Science pending, Kevin waiting, kids writing

When brands ask for trust: Nike's brain shoes, Ramp's stunt, and Jolene's 6-year-old designer

This week, three very different approaches to the same challenge: getting people to believe in what you're selling when everyone's default setting is skepticism. Nike wants you to trust that 22 foam nodes will activate your brain. Ramp wants you to trust that your expense management is painful enough to warrant switching software. Jolene Bakery wants you to trust that a six-year-old's handwriting can represent their brand.

1. Nike's brain massage.

Nike wants to sell you shoes that activate your brain through your feet.
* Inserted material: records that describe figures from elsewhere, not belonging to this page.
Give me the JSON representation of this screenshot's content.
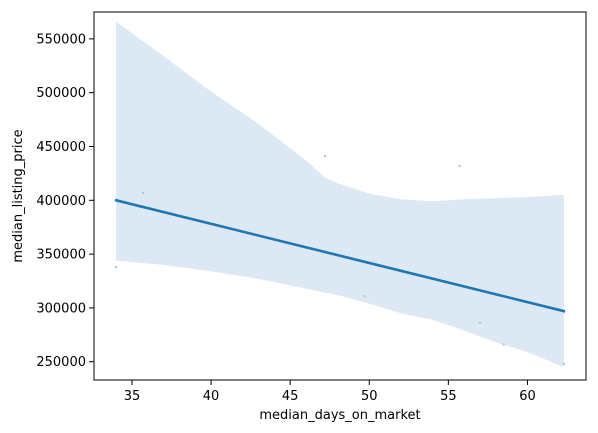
{
  "chart_data": {
    "type": "scatter",
    "title": "",
    "xlabel": "median_days_on_market",
    "ylabel": "median_listing_price",
    "xlim": [
      32.6,
      63.7
    ],
    "ylim": [
      233000,
      575000
    ],
    "x_ticks": [
      35,
      40,
      45,
      50,
      55,
      60
    ],
    "y_ticks": [
      250000,
      300000,
      350000,
      400000,
      450000,
      500000,
      550000
    ],
    "grid": false,
    "legend": "none",
    "colors": {
      "line": "#1f77b4",
      "band": "#dce8f4",
      "points": "#a9c6e2"
    },
    "points": [
      {
        "x": 34.0,
        "y": 338000
      },
      {
        "x": 35.7,
        "y": 407000
      },
      {
        "x": 47.2,
        "y": 441000
      },
      {
        "x": 49.7,
        "y": 311000
      },
      {
        "x": 55.7,
        "y": 432000
      },
      {
        "x": 57.0,
        "y": 286000
      },
      {
        "x": 58.5,
        "y": 266000
      },
      {
        "x": 62.3,
        "y": 248000
      }
    ],
    "regression": {
      "x": [
        34.0,
        62.3
      ],
      "y": [
        400000,
        297000
      ]
    },
    "confidence_band": {
      "x": [
        34.0,
        37.0,
        40.0,
        43.0,
        46.0,
        47.2,
        48.0,
        50.0,
        52.0,
        54.0,
        56.0,
        58.0,
        60.0,
        62.3
      ],
      "upper": [
        566000,
        534000,
        501000,
        471000,
        437000,
        421000,
        416000,
        406000,
        401000,
        399000,
        401000,
        402000,
        403000,
        405000
      ],
      "lower": [
        344000,
        340000,
        334000,
        327000,
        318000,
        314000,
        312000,
        304000,
        295000,
        289000,
        279000,
        268000,
        259000,
        245000
      ]
    }
  }
}
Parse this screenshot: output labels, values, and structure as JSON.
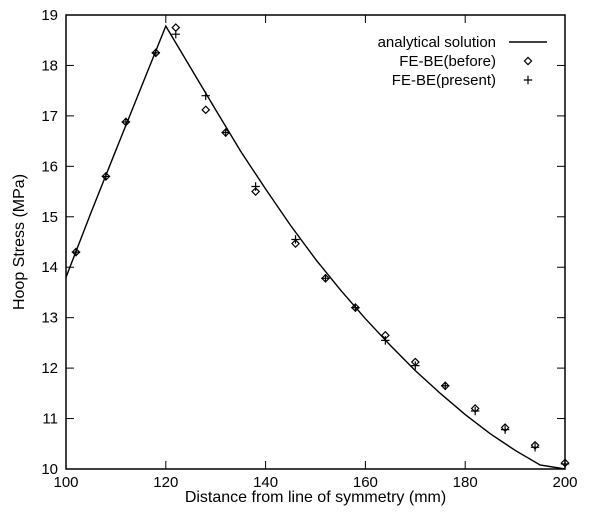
{
  "chart_data": {
    "type": "line",
    "title": "",
    "xlabel": "Distance from line of symmetry (mm)",
    "ylabel": "Hoop Stress (MPa)",
    "xlim": [
      100,
      200
    ],
    "ylim": [
      10,
      19
    ],
    "xticks": [
      100,
      120,
      140,
      160,
      180,
      200
    ],
    "yticks": [
      10,
      11,
      12,
      13,
      14,
      15,
      16,
      17,
      18,
      19
    ],
    "grid": false,
    "legend_position": "top-right",
    "series": [
      {
        "name": "analytical solution",
        "style": "line",
        "color": "#000000",
        "x": [
          100,
          105,
          110,
          115,
          120,
          125,
          130,
          135,
          140,
          145,
          150,
          155,
          160,
          165,
          170,
          175,
          180,
          185,
          190,
          195,
          200
        ],
        "y": [
          13.8,
          15.08,
          16.32,
          17.55,
          18.78,
          17.95,
          17.12,
          16.3,
          15.55,
          14.83,
          14.16,
          13.55,
          12.98,
          12.45,
          11.95,
          11.5,
          11.08,
          10.7,
          10.37,
          10.08,
          10.0
        ]
      },
      {
        "name": "FE-BE(before)",
        "style": "diamond",
        "color": "#000000",
        "x": [
          102,
          108,
          112,
          118,
          122,
          128,
          132,
          138,
          146,
          152,
          158,
          164,
          170,
          176,
          182,
          188,
          194,
          200
        ],
        "y": [
          14.3,
          15.8,
          16.88,
          18.25,
          18.75,
          17.12,
          16.67,
          15.5,
          14.47,
          13.78,
          13.2,
          12.65,
          12.12,
          11.65,
          11.2,
          10.82,
          10.47,
          10.12
        ]
      },
      {
        "name": "FE-BE(present)",
        "style": "plus",
        "color": "#000000",
        "x": [
          102,
          108,
          112,
          118,
          122,
          128,
          132,
          138,
          146,
          152,
          158,
          164,
          170,
          176,
          182,
          188,
          194,
          200
        ],
        "y": [
          14.3,
          15.8,
          16.88,
          18.25,
          18.62,
          17.4,
          16.67,
          15.6,
          14.55,
          13.78,
          13.2,
          12.55,
          12.05,
          11.65,
          11.15,
          10.78,
          10.43,
          10.1
        ]
      }
    ]
  }
}
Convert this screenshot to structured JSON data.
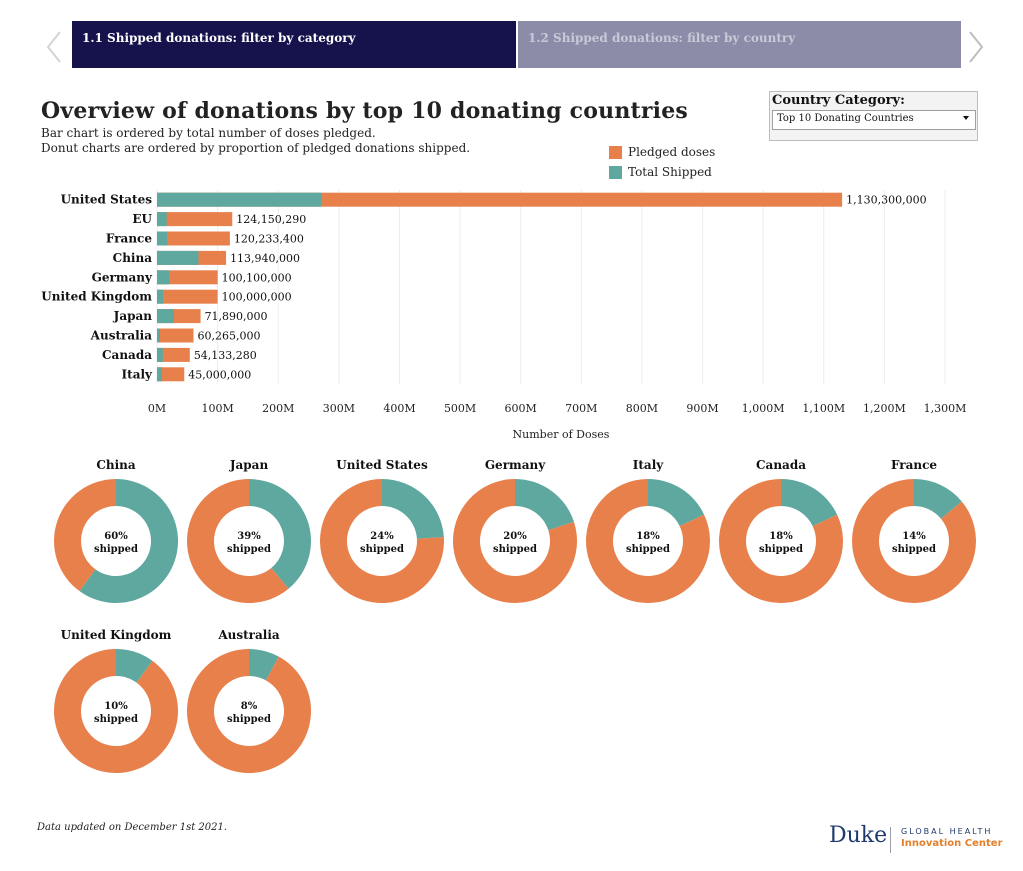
{
  "story_nav": {
    "tabs": [
      {
        "label": "1.1 Shipped donations: filter by category",
        "active": true
      },
      {
        "label": "1.2 Shipped donations: filter by country",
        "active": false
      }
    ],
    "prev_icon": "chevron-left-icon",
    "next_icon": "chevron-right-icon"
  },
  "header": {
    "title": "Overview of donations by top 10 donating countries",
    "subtitle_lines": [
      "Bar chart is ordered by total number of doses pledged.",
      "Donut charts are ordered by proportion of pledged donations shipped."
    ]
  },
  "filter": {
    "title": "Country Category:",
    "selected": "Top 10 Donating Countries"
  },
  "legend": [
    {
      "label": "Pledged doses",
      "color": "#e8804c"
    },
    {
      "label": "Total Shipped",
      "color": "#5ea8a0"
    }
  ],
  "colors": {
    "pledged": "#e8804c",
    "shipped": "#5ea8a0"
  },
  "chart_data": [
    {
      "type": "bar",
      "orientation": "horizontal",
      "stacked": "overlay",
      "categories": [
        "United States",
        "EU",
        "France",
        "China",
        "Germany",
        "United Kingdom",
        "Japan",
        "Australia",
        "Canada",
        "Italy"
      ],
      "series": [
        {
          "name": "Pledged doses",
          "values": [
            1130300000,
            124150290,
            120233400,
            113940000,
            100100000,
            100000000,
            71890000,
            60265000,
            54133280,
            45000000
          ]
        },
        {
          "name": "Total Shipped",
          "values": [
            271000000,
            16000000,
            16800000,
            68400000,
            20000000,
            10000000,
            28000000,
            4800000,
            9700000,
            8100000
          ]
        }
      ],
      "value_labels": [
        "1,130,300,000",
        "124,150,290",
        "120,233,400",
        "113,940,000",
        "100,100,000",
        "100,000,000",
        "71,890,000",
        "60,265,000",
        "54,133,280",
        "45,000,000"
      ],
      "xlabel": "Number of Doses",
      "xticks": [
        "0M",
        "100M",
        "200M",
        "300M",
        "400M",
        "500M",
        "600M",
        "700M",
        "800M",
        "900M",
        "1,000M",
        "1,100M",
        "1,200M",
        "1,300M"
      ],
      "xlim": [
        0,
        1300000000
      ],
      "grid": true
    },
    {
      "type": "pie",
      "variant": "donut",
      "items": [
        {
          "country": "China",
          "shipped_pct": 60,
          "label": "60%",
          "sub": "shipped"
        },
        {
          "country": "Japan",
          "shipped_pct": 39,
          "label": "39%",
          "sub": "shipped"
        },
        {
          "country": "United States",
          "shipped_pct": 24,
          "label": "24%",
          "sub": "shipped"
        },
        {
          "country": "Germany",
          "shipped_pct": 20,
          "label": "20%",
          "sub": "shipped"
        },
        {
          "country": "Italy",
          "shipped_pct": 18,
          "label": "18%",
          "sub": "shipped"
        },
        {
          "country": "Canada",
          "shipped_pct": 18,
          "label": "18%",
          "sub": "shipped"
        },
        {
          "country": "France",
          "shipped_pct": 14,
          "label": "14%",
          "sub": "shipped"
        },
        {
          "country": "United Kingdom",
          "shipped_pct": 10,
          "label": "10%",
          "sub": "shipped"
        },
        {
          "country": "Australia",
          "shipped_pct": 8,
          "label": "8%",
          "sub": "shipped"
        }
      ]
    }
  ],
  "footer": {
    "note": "Data updated on December 1st 2021.",
    "logo": {
      "name": "Duke",
      "line1": "GLOBAL HEALTH",
      "line2": "Innovation Center"
    }
  }
}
The new Mind 001 mule and Mind 002 sneaker feature 22 foam nodes in each sole that move independently like "pistons and gimbals," designed to mimic barefoot walking and stimulate sensory areas of your brain. The science sounds impressive, except Nike hasn't actually released any of the scientific evidence yet, just a promise that a white paper is coming "in a couple weeks."

For years, Nike dominated with foam technology that prioritized comfort, then brands like Vibram FiveFingers and Crocs carved out markets by arguing our feet needed less intervention, not more. Nike's response is characteristically ambitious: instead of choosing a side, they're claiming their bumpy soles offer the best of both worlds: comfort plus sensory stimulation that (supposedly) wakes up your brain. Whether 22 foam nodes actually improve athletic performance or just give you a weird foot massage remains to be seen. But in an era where wellness culture has convinced us we need special water, specific breathing patterns, and now brain-activating shoes, Nike's betting that "neuroscience-based" sounds scientific enough to justify the $95 price tag while they work on producing that evidence.

2. Expense reports as performance art.

In a bizarrely compelling stunt, B2B fintech company Ramp put Brian Baumgartner (aka Kevin from The Office) in a transparent box in Manhattan and made him process expense reports for seven straight hours. Roughly 10,000 people gathered in person to watch the beloved bumbling accountant do mind-numbing paperwork, while 380,000 more tuned into the livestream. The spectacle was part satire, part sales pitch: by putting the pain of manual expense management literally on display, Ramp turned office drudgery into a kind of content spectacle. At one point, Baumgartner even officiated a real wedding inside the box. As one does.

The activation worked because it flipped a common B2B problem into performance art: no one thinks they need better expense software until they see how bad things really are. Watching Kevin suffer through receipt-processing purgatory is funny, but also deeply relatable to anyone who’s spent hours reconciling charges. Ramp’s creative team said their goal was to “make the pain visceral,” especially for audiences who don’t think they have a problem. Mission accomplished. With over 85 million views and more buzz than your average enterprise software rollout, the campaign proves that sometimes the best way to sell boring tools is to make the alternative look hilariously bleak.

3. Six years old, zero revisions.

Most brands spend months agonizing over their logos: strategic decks, moodboards, endless rounds of tweaks. Jolene Bakery in London did the opposite - they handed a piece of paper to a six-year-old and asked them to write “Jolene.” Sloping letters, mixed cases, wobbly spacing, became the bakery’s official logo, now embroidered on curtains, stamped on menus, and printed on tote bags. It works because it doesn’t try to look authentic; it simply is. No curated imperfection. Just a kid’s unfiltered handwriting, preserved exactly as it was drawn.

By treating the handwriting as illustration instead of typography, they gave it room to breathe, letting its informal character shine without becoming kitsch. The approach subtly mirrors Jolene’s ethos of sustainability and future-facing optimism: if the bakery’s mission is to preserve soil for the next generation, then who better to represent that future than a child? It’s also a quiet rejection of the usual visual tropes of artisanal food brands. No letterpress nostalgia or grainy faux-authenticity, just joyful anarchy. As founder Frith Kerr put it, “Childhood has a kind of anarchy to it, before you get bogged down in too much ‘knowledge.’” And sometimes, that’s the clearest vision of all.